Memorial bids final farewell to homeless
Service remembers those who might otherwise be forgotten
Clark Jacobs lived in a beatup, burgundy-red van that ran just well enough for him to heat the engine block so he could cook on it. He knew how many minutes it took to fry bacon, and how many more for a pork chop.
Jacobs told people he had once been a husband and father and engineer, but that his drinking ended that life and began the final one — in an Orlando parking lot near a community service agency where he volunteered faithfully.
“He was such a kind individual,” said Nina Yon, president and CEO of the Christian Sharing Center in Longwood, who had befriended him. “Even though he was homeless, he was always helping others.”
On Tuesday, at the Cathedral Church of St. Luke in downtown Orlando, Jacobs’ name was among the 130 Orange, Osceola and Seminole county residents read at an annual Central Florida Homeless Persons’ Memorial Service — a remembrance of those who died in the past year and might otherwise be forgotten.
More than 200 people attended, most of them strangers to the deceased.
“It is important to speak the names and remember those who, although less fortunate than some, were part of our community and deserve to be acknowledged,” said the former sexton of Orlando’s Greenwood Cemetery, Don Price. “Someone once said that everyone dies twice: first, when you take your last breath, and second, when your name is spoken for the last time.”
IDignity — an Orlando-based nonprofit that helps the homeless get the legal documents needed to land work, stay in a
shelter or apply for benefits — holds the service each year near the Winter Solstice, the longest night of the year. It is a recognition of the difficulties that nighttime brings the homeless, and for many, it is the only public acknowledgement of their passing.

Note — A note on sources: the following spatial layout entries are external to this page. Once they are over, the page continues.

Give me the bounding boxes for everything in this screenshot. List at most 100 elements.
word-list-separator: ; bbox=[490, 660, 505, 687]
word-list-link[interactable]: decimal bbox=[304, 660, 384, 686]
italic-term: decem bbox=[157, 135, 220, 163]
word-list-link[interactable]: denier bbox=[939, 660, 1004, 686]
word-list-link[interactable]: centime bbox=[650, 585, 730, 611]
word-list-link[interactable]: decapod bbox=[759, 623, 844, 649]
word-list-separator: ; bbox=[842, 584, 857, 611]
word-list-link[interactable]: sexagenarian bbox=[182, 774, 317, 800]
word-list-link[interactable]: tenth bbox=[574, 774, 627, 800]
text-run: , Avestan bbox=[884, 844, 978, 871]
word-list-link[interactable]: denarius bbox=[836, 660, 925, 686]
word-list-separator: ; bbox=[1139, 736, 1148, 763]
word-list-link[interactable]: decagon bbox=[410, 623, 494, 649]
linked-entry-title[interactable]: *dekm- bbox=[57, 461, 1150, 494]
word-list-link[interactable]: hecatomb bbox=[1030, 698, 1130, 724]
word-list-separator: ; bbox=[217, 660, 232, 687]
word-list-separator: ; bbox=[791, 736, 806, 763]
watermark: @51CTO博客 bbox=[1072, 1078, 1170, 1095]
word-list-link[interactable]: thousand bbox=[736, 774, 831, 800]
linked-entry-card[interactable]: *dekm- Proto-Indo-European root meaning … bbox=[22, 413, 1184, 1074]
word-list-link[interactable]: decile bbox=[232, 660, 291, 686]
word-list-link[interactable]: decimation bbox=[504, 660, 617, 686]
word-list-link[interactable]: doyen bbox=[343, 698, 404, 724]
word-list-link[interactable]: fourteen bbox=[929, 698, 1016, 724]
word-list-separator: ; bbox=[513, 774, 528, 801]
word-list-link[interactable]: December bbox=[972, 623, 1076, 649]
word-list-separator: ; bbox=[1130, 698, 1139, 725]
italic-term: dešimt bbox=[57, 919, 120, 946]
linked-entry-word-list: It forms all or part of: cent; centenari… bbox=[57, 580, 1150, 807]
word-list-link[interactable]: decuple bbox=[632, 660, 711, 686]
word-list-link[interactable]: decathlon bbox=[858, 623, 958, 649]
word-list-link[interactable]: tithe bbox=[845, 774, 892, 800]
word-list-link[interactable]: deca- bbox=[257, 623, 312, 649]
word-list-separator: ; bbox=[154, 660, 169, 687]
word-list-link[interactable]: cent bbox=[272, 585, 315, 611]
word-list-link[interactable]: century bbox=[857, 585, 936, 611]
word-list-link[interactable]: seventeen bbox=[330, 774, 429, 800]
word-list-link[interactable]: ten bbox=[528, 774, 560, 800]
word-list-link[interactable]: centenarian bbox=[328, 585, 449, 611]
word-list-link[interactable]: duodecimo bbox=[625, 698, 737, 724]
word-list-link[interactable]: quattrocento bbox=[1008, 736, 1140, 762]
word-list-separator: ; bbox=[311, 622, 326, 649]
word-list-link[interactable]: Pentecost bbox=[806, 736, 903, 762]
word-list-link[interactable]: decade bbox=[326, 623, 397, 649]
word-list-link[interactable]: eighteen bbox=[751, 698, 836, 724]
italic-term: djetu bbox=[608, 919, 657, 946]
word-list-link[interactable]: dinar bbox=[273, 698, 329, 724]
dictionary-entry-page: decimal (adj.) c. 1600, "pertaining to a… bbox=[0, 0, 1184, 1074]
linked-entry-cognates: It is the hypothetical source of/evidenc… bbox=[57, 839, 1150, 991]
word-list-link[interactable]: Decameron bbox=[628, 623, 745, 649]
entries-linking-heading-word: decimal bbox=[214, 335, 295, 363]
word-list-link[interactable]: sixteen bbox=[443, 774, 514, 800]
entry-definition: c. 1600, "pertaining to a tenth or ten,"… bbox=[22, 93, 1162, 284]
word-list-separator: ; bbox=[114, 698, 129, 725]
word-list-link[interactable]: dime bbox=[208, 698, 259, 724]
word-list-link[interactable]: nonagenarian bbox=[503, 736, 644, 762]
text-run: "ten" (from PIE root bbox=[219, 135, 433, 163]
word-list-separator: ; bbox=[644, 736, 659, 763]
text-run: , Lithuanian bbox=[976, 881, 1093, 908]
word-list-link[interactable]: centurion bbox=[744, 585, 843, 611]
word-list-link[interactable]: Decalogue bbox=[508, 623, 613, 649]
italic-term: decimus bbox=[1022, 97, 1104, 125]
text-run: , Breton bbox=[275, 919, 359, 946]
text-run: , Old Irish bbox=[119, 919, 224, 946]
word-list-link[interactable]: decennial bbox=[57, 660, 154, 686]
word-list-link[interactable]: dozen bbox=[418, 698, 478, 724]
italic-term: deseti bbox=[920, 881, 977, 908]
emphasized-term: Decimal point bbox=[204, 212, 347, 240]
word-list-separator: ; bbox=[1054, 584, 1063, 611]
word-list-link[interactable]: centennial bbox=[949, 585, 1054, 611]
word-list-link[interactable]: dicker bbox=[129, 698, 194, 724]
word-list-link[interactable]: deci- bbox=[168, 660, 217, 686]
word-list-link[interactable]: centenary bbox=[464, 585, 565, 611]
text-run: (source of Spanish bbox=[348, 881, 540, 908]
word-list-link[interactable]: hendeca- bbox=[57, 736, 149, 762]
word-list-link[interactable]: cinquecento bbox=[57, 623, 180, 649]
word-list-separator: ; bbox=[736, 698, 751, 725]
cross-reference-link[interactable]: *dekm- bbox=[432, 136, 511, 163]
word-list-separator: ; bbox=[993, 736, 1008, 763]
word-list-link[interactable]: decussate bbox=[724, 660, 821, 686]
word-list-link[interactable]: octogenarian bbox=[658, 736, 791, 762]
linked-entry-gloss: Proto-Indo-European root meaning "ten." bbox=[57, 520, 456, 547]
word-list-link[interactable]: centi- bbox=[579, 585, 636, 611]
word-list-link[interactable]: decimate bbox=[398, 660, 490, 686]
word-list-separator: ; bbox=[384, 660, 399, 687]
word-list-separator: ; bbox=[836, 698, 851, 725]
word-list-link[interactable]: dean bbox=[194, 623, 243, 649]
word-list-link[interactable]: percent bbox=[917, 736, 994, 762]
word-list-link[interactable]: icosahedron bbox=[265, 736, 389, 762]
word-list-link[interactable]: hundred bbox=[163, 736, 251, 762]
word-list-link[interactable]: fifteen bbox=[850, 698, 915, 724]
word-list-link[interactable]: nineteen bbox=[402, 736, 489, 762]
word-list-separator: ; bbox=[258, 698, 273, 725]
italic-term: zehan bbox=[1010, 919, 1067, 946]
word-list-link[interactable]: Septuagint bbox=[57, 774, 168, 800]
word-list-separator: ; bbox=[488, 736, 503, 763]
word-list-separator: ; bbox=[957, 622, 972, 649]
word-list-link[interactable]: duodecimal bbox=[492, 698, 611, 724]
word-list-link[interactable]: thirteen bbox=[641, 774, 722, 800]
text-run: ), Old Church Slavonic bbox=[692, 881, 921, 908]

This year, there was Erika Stanhope, 60, and Joshua Riettie, just 21. There were cashiers and carpenters. There were sons and daughters and sometimes fathers and mothers. There were a handful — Andrea and Nancy and John “Snowy” — whose last names were not known, even in death.
All their names were read aloud. And for each, someone in the sanctuary lit a candle.
Timothy McKinney, the CEO of the nonprofit United Global Outreach, lit one for Stephen “Bigfoot” Canada, a towering man who wore a size-17 shoe and spent much of his 53 years camped in the woods of east Orange County.
“His toes were just mangled because, from the time he was teenager on, he usually could only find size 14 in the stores, so that’s what he crammed his feet into,” McKinney said. “He was like our Humpty Dumpty. No matter how much we tried, we couldn’t put Steve back together. He suffered so much trauma from sexual abuse as a child and even domestic violence while he was homeless and a lot of substance abuse. I think he’s probably been hit by three cars in the decade I’ve known him, you know, while riding his bike.”
In his final months, dying of liver failure, Canada was taken into the home of a couple. “At least he didn’t have to die out in the woods,” McKinney said.
Clark Jacobs was not so fortunate. Living on a monthly check from an out-of-state brother, he parked near the low-cost grocery at United Against
Poverty in south Orlando, volunteering and turning away offers of help. Yon, who worked at that agency until this spring, offered to cook his food in her office microwave and, on another occasion, wanted to buy him a frying pan.
No, he said. He had too many things already.
“Mental [illness] was an issue for him, but we didn’t see it at first,” she said.
On an early morning in June, about to be evicted from his parking spot, Jacobs, 58, walked to the nearby train tracks, stepped between the rails, and waited for the impact.
Participants in the Central Florida Homeless Persons’ Memorial Service bow their heads in prayer Tuesday at the Cathedral Church of St. Luke on Tuesday.
Names are listed in the program during the Central Florida Homeless Persons’ Memorial Service on Tuesday.